811.91245/32: Telegram

The Ambassador in the United Kingdom (Winant) to the Secretary of State

5650. Embassy’s 4969, July 30, 4 p.m. Following communication just been received from Foreign Office.

“The correspondence which has recently taken place between the Government of India on the one hand and the United Press and Mr. Phillips64 on the other has been made available to us, and I can assure you that His Majesty’s Government are satisfied that the Government of India have examined the possibilities very thoroughly and have not dealt or attempted to deal, with the request of the United Press for the lease of teletype telegraphic lines on a discriminatory basis and that their inability to make such lines available to the United Press has been wholly due to the pressure of war conditions.

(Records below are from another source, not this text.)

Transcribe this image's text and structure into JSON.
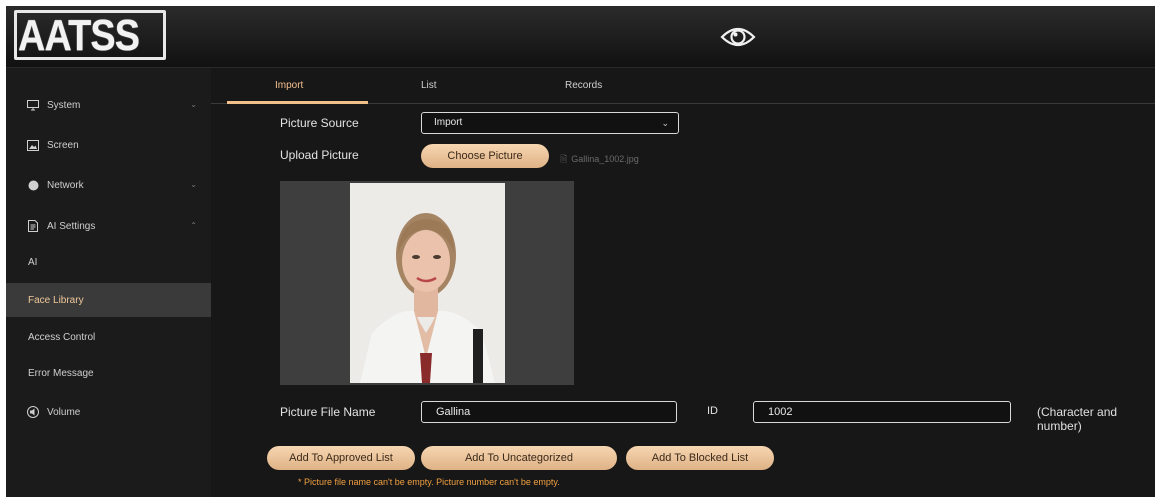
{
  "header": {
    "logo_text": "AATSS",
    "eye_icon": "eye-icon"
  },
  "sidebar": {
    "items": [
      {
        "label": "System",
        "icon": "monitor-icon",
        "expandable": true
      },
      {
        "label": "Screen",
        "icon": "image-icon",
        "expandable": false
      },
      {
        "label": "Network",
        "icon": "globe-icon",
        "expandable": true
      },
      {
        "label": "AI Settings",
        "icon": "document-icon",
        "expandable": true,
        "expanded": true
      },
      {
        "label": "Volume",
        "icon": "speaker-icon",
        "expandable": false
      }
    ],
    "sub_items": [
      {
        "label": "AI"
      },
      {
        "label": "Face Library",
        "active": true
      },
      {
        "label": "Access Control"
      },
      {
        "label": "Error Message"
      }
    ]
  },
  "tabs": [
    {
      "label": "Import",
      "active": true
    },
    {
      "label": "List"
    },
    {
      "label": "Records"
    }
  ],
  "form": {
    "picture_source_label": "Picture Source",
    "picture_source_value": "Import",
    "upload_picture_label": "Upload Picture",
    "choose_picture_button": "Choose Picture",
    "selected_file": "Gallina_1002.jpg",
    "picture_file_name_label": "Picture File Name",
    "picture_file_name_value": "Gallina",
    "id_label": "ID",
    "id_value": "1002",
    "id_hint": "(Character and number)"
  },
  "actions": {
    "add_approved": "Add To Approved List",
    "add_uncategorized": "Add To Uncategorized",
    "add_blocked": "Add To Blocked List"
  },
  "warning": "* Picture file name can't be empty. Picture number can't be empty.",
  "colors": {
    "accent": "#f0c08a",
    "background": "#171717",
    "sidebar": "#1b1b1b",
    "active_item": "#3a3a3a",
    "warning": "#f0a040"
  }
}
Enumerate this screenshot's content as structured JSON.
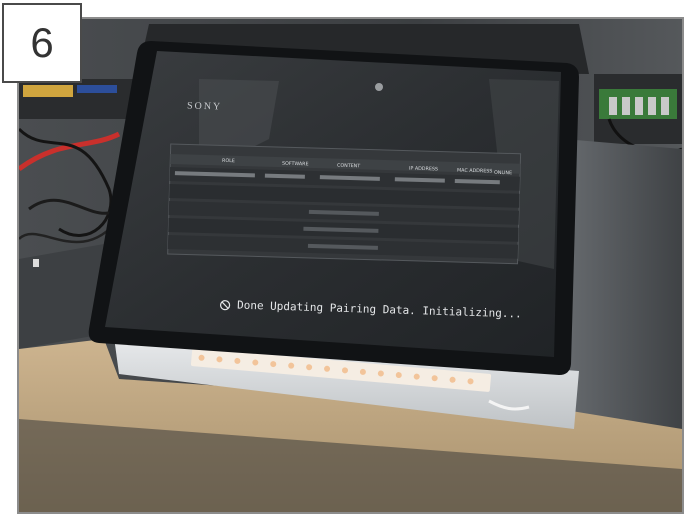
{
  "step_number": "6",
  "screen": {
    "brand": "SONY",
    "status_message": "Done Updating Pairing Data. Initializing...",
    "status_icon": "sync-icon",
    "table_headers": [
      "ROLE",
      "SOFTWARE",
      "CONTENT",
      "IP ADDRESS",
      "MAC ADDRESS",
      "ONLINE"
    ]
  },
  "colors": {
    "screen_dark": "#2a2d30",
    "bezel": "#101214",
    "desk": "#c9b08a",
    "led_strip": "#f6e6d4"
  }
}
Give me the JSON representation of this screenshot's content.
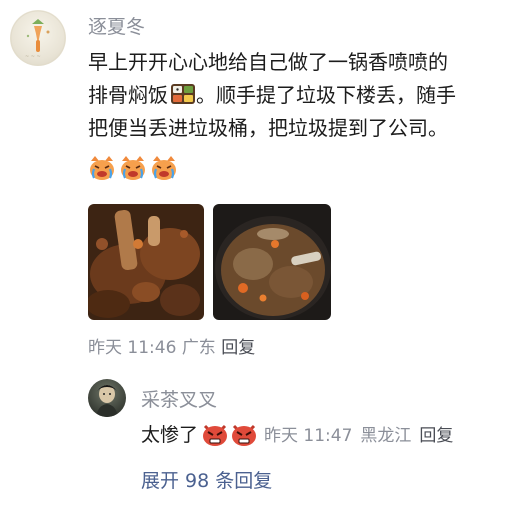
{
  "comment": {
    "username": "逐夏冬",
    "text_line1": "早上开开心心地给自己做了一锅香喷喷的",
    "text_line2_a": "排骨焖饭",
    "text_line2_b": "。顺手提了垃圾下楼丢，随手",
    "text_line3": "把便当丢进垃圾桶，把垃圾提到了公司。",
    "emojis": [
      "crying-cat-emoji",
      "crying-cat-emoji",
      "crying-cat-emoji"
    ],
    "photos": [
      "rib-stew-photo-1",
      "rib-stew-photo-2"
    ],
    "time": "昨天 11:46",
    "location": "广东",
    "reply_label": "回复"
  },
  "reply": {
    "username": "采茶叉叉",
    "text": "太惨了",
    "emojis": [
      "angry-face-emoji",
      "angry-face-emoji"
    ],
    "time": "昨天 11:47",
    "location": "黑龙江",
    "reply_label": "回复"
  },
  "expand_label": "展开 98 条回复",
  "colors": {
    "meta_gray": "#8b8f99",
    "link_blue": "#4b6190",
    "text": "#1c1c1c"
  }
}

Bearing in mind the present congestion of the Indian telegraph system, of the delays to which telegrams whether military or civil, private or press, are liable and the increasing demands on that system which the development of the war against Japan will probably impose, His Majesty’s Government feel bound to agree with the Government of India that the latter would not be justified in turning over for non-official use any of their own available equipment and civil requirements for the prosecution of the war effort of the United Nations in India. They therefore agree with the Government of India that the latter are in no position to consider the request of the United Press in regard to teleprinter circuits until their own needs, immediate and prospective, have been fully met.

As for the alternative proposal, that the United Press should be allowed to lease internal wireless circuits in India, the view of the Government of India, which His Majesty’s Government regard as valid, is that in the present war time conditions consideration of [Page 293] defense and military security preclude the transmission of news within India by wireless telegraph, since such transmissions are liable to interception by the enemy. It is moreover impossible to provide the large trained staff which would be required to pre-censor such messages.”

Winant
  1. William Phillips, Personal Representative of President Roosevelt in India (at this time temporarily in the United States); for correspondence on the Phillips Mission, see pp. 178 ff.